HUBERTO BERG, EXPERTO LABORAL: «LA REFORMA LABORAL COARTA LA POSIBILIDAD DE ELEGIR DEL TRABAJADOR»

El Consejero de LyD explica que la actual propuesta parte de una concepción del trabajo casi como un castigo. Asegura que falta una mirada país donde lo verdaderamente importante debe ser que haya más y mejores empleos, más capacitación y más productividad. Esto genera mejores sueldos y mejores condiciones de trabajo.

De gris a negro. Así pinta el Consejero de LyD, Huberto Berg, el escenario laboral en el país. Más allá de la desaceleración económica y de la situación externa, lo que a su juicio tiene bastante afectado el ambiente es la reforma laboral, el otro caballo de batalla del actual Gobierno.

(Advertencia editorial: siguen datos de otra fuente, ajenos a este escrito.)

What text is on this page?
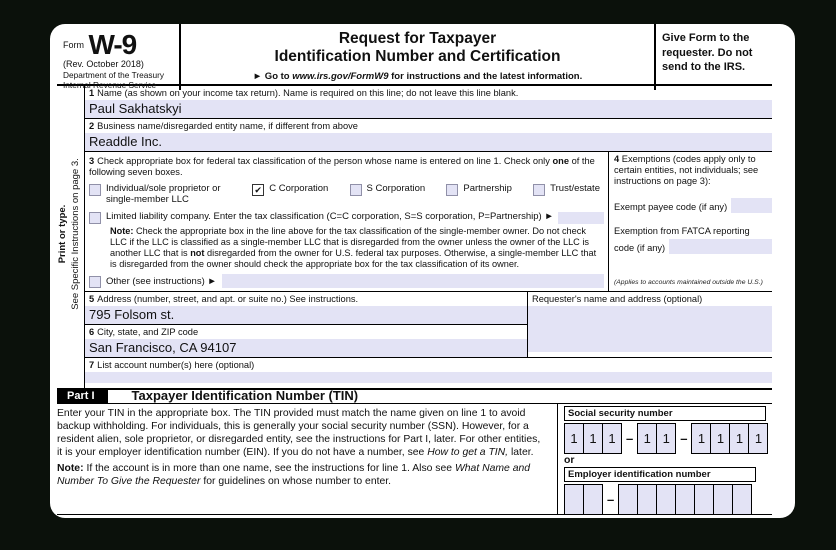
$^{Form}$ W-9
(Rev. October 2018)
Department of the Treasury
Internal Revenue Service
Request for Taxpayer
Identification Number and Certification
► Go to www.irs.gov/FormW9 for instructions and the latest information.
Give Form to the requester. Do not send to the IRS.
Print or type. See Specific Instructions on page 3.
1 Name (as shown on your income tax return). Name is required on this line; do not leave this line blank.
Paul Sakhatskyi
2 Business name/disregarded entity name, if different from above
Readdle Inc.
3 Check appropriate box for federal tax classification of the person whose name is entered on line 1. Check only one of the following seven boxes.
Individual/sole proprietor or single-member LLC
✔ C Corporation	S Corporation	Partnership	Trust/estate
Limited liability company. Enter the tax classification (C=C corporation, S=S corporation, P=Partnership) ►
Note: Check the appropriate box in the line above for the tax classification of the single-member owner. Do not check LLC if the LLC is classified as a single-member LLC that is disregarded from the owner unless the owner of the LLC is another LLC that is not disregarded from the owner for U.S. federal tax purposes. Otherwise, a single-member LLC that is disregarded from the owner should check the appropriate box for the tax classification of its owner.
Other (see instructions) ►
4 Exemptions (codes apply only to certain entities, not individuals; see instructions on page 3):
Exempt payee code (if any)
Exemption from FATCA reporting
code (if any)
(Applies to accounts maintained outside the U.S.)
5 Address (number, street, and apt. or suite no.) See instructions.
795 Folsom st.
6 City, state, and ZIP code
San Francisco, CA 94107
Requester's name and address (optional)
7 List account number(s) here (optional)
Part I	Taxpayer Identification Number (TIN)
Enter your TIN in the appropriate box. The TIN provided must match the name given on line 1 to avoid backup withholding. For individuals, this is generally your social security number (SSN). However, for a resident alien, sole proprietor, or disregarded entity, see the instructions for Part I, later. For other entities, it is your employer identification number (EIN). If you do not have a number, see How to get a TIN, later.
Note: If the account is in more than one name, see the instructions for line 1. Also see What Name and Number To Give the Requester for guidelines on whose number to enter.
Social security number
1 1 1 – 1 1 – 1 1 1 1
or
Employer identification number
–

Para el experto en relaciones laborales y director de Berg Consultores, lo más grave de lo que se está discutiendo tiene que ver con la pérdida de libertad del trabajador. "La Reforma Laboral coarta la posibilidad de elegir del trabajador y fomenta la mirada de algunos sectores de la Nueva Mayoría de que el interior de las empresas es una zona de conflictos permanentes", explica. Esto, porque la reforma se basaría en 4 pilares fundamentales: sindicato como único autorizado a negociar colectivamente; no reemplazo; negociación que parta en lo ofrecido en la negociación anterior y fin de la polifuncionalidad en los contratos.

¿Cómo afectaría esta reforma al escenario laboral y a los trabajadores?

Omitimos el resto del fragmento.